Harga Cabai di Banjarmasin Anjlok, Stok Banyak Jualnya Susah

Purwati (51) Pedagang cabai Pasar Hanyar atau Sentral Antasari Kota Banjarmasin

BANJARMASIN, klikkalsel.com – Diduga karena stok cabai yang membludak pasca panen di sejumlah daerah membuat harga cabai di pasaran menjadi turun drastis atau anjlok.

Akibat anjloknya harga cabai ini membuat sejumlah pedagang di sejumlah pasar di Kota Banjarmasin mulai terkena dampaknya.

Diantaranya, Purwati (51) pedagang cabai di Pasar Hanyar atau Sentral Antasari, Jalan Pangeran Antasari, Banjarmasin yang sudah berdagang cabai sejak tahun 1991 itu mengaku, sangat terdampak dengan harga cabai saat ini.

“Sebab stok cabai yang masuk banyak, tapi jualnya yang susah,” ujarnya kepada klikkalsel.com, Selasa (7/9/2021).

Menurutnya, harga cabai yang anjlok ini justru sebenarnya membuat banyak konsumen yang ingin membeli. Namun, ia menilai Pemberlakuan Pembatasan Kegiatan Masyarakat (PPKM) mengakibatkan mobilitas pembeli malah berkurang.

“Sejak PPKM daya beli sangat berkurang, sudah terasa, kurang lebih 10 hari terakhir,” tuturnya.

Purwati menyebutkan, sejak 10 hari terakhir harga cabai merah besar turun dari Rp 30 ribu perkilogram menjadi Rp 20 ribu, kemudian cabai hijau besar turun dari Rp 18 ribu, menjadi Rp 10 ribu perkilogram.

Sedangkan cabai tiung dari Rp 30 ribu perkilogram turun menjadi Rp 20-18 ribu perkilogram, cabai keriting dan taji dari Rp 30 ribu perkilogramnya menjadi Rp 20 ribu.

“Sementara itu, cabai rawit yang sebelumnya Rp 60 ribu perkilonya jadi Rp 30 ribu,” jelasnya.

Dari data tersebut, selisih terbesar dari harga cabai sebelumnya hingga sekarang berkisar Rp 10 ribu.

Purwati mengaku, keadaan ini memberikan dampak bagi pedagang sepertinya. Banyaknya pasokan, dan kurangnya daya beli jadi faktor pendorong kerugian yang dialami pedagang.

Lebih lanjut ia juga menilai bahwa banyaknya orang yang kehilangan pekerjaan jadi faktor yang berpengaruh terhadap daya beli saat ini.
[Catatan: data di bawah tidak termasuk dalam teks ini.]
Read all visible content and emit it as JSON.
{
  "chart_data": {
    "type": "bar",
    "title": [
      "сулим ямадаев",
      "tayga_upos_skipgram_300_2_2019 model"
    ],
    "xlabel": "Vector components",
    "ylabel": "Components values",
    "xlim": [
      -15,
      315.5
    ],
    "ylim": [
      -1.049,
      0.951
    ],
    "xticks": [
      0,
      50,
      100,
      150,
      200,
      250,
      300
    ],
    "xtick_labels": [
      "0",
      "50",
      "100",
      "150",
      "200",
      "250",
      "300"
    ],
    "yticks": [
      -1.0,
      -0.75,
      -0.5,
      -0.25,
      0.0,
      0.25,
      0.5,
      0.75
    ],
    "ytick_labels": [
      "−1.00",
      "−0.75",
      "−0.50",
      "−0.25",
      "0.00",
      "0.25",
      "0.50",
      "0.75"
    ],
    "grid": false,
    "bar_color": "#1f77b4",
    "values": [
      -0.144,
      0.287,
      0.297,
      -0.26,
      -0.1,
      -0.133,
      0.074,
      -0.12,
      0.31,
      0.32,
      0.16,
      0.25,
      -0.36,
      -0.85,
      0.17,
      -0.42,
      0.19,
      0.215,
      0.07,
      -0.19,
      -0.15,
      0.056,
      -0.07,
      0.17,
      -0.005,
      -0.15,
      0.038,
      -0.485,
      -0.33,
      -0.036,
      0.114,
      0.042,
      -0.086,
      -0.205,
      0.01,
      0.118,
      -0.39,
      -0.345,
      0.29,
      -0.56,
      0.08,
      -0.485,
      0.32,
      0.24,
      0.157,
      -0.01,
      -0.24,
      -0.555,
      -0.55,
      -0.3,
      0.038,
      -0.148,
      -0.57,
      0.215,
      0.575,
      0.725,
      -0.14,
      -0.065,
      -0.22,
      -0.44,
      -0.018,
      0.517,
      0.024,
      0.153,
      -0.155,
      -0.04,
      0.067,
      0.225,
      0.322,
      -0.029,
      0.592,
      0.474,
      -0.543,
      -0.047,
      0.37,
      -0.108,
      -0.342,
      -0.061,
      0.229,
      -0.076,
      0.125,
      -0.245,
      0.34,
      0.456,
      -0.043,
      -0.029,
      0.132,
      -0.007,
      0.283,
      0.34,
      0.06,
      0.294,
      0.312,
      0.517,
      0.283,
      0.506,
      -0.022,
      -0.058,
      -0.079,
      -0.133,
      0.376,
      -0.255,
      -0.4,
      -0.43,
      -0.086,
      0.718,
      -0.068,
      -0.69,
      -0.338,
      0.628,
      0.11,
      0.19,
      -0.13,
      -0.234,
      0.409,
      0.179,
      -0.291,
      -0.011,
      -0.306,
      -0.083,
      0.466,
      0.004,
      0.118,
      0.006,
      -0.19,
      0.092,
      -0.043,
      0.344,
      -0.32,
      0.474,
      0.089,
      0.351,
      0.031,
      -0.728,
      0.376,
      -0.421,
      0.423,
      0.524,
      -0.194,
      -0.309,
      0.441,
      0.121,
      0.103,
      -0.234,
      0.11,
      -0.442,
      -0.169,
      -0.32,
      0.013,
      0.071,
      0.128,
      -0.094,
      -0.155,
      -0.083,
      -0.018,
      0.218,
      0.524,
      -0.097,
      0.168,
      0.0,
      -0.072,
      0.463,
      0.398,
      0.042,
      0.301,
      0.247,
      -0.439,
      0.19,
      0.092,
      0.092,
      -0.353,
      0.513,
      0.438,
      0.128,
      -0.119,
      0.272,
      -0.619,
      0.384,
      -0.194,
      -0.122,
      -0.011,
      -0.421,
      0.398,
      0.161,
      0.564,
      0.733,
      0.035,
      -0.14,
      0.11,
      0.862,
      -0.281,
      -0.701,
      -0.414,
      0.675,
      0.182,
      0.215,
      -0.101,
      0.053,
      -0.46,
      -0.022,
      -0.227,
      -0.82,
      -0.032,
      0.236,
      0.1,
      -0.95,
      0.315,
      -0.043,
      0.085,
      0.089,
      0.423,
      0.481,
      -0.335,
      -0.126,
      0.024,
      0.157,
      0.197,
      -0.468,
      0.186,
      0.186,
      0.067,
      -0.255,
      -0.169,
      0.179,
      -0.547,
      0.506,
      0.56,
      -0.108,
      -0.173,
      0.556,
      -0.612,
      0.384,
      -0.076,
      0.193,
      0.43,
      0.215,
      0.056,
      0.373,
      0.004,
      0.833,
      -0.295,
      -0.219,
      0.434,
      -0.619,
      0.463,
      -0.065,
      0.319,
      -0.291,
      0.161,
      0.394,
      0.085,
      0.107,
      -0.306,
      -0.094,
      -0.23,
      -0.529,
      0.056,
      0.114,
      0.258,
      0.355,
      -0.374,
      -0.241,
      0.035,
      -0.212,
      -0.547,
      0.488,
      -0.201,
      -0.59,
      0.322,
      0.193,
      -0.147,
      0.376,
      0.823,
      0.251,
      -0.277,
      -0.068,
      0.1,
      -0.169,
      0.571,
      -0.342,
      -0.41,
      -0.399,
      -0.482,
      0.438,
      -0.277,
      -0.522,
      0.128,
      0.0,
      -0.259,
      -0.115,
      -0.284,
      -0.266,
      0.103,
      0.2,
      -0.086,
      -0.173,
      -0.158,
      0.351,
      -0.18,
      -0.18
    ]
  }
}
Karena, menurutnya masalah saat ini ada daya beli masyarakat yang turun drastis karena tak memiliki pendapatan. Dengan demikian, masyarakat tak bisa memanfaatkan untuk belanja kebutuhannya.

Imbasnya, pedagang yang harus memutar otak dalam menyiasati kerugian dan bahkan harus menanggung kerugian.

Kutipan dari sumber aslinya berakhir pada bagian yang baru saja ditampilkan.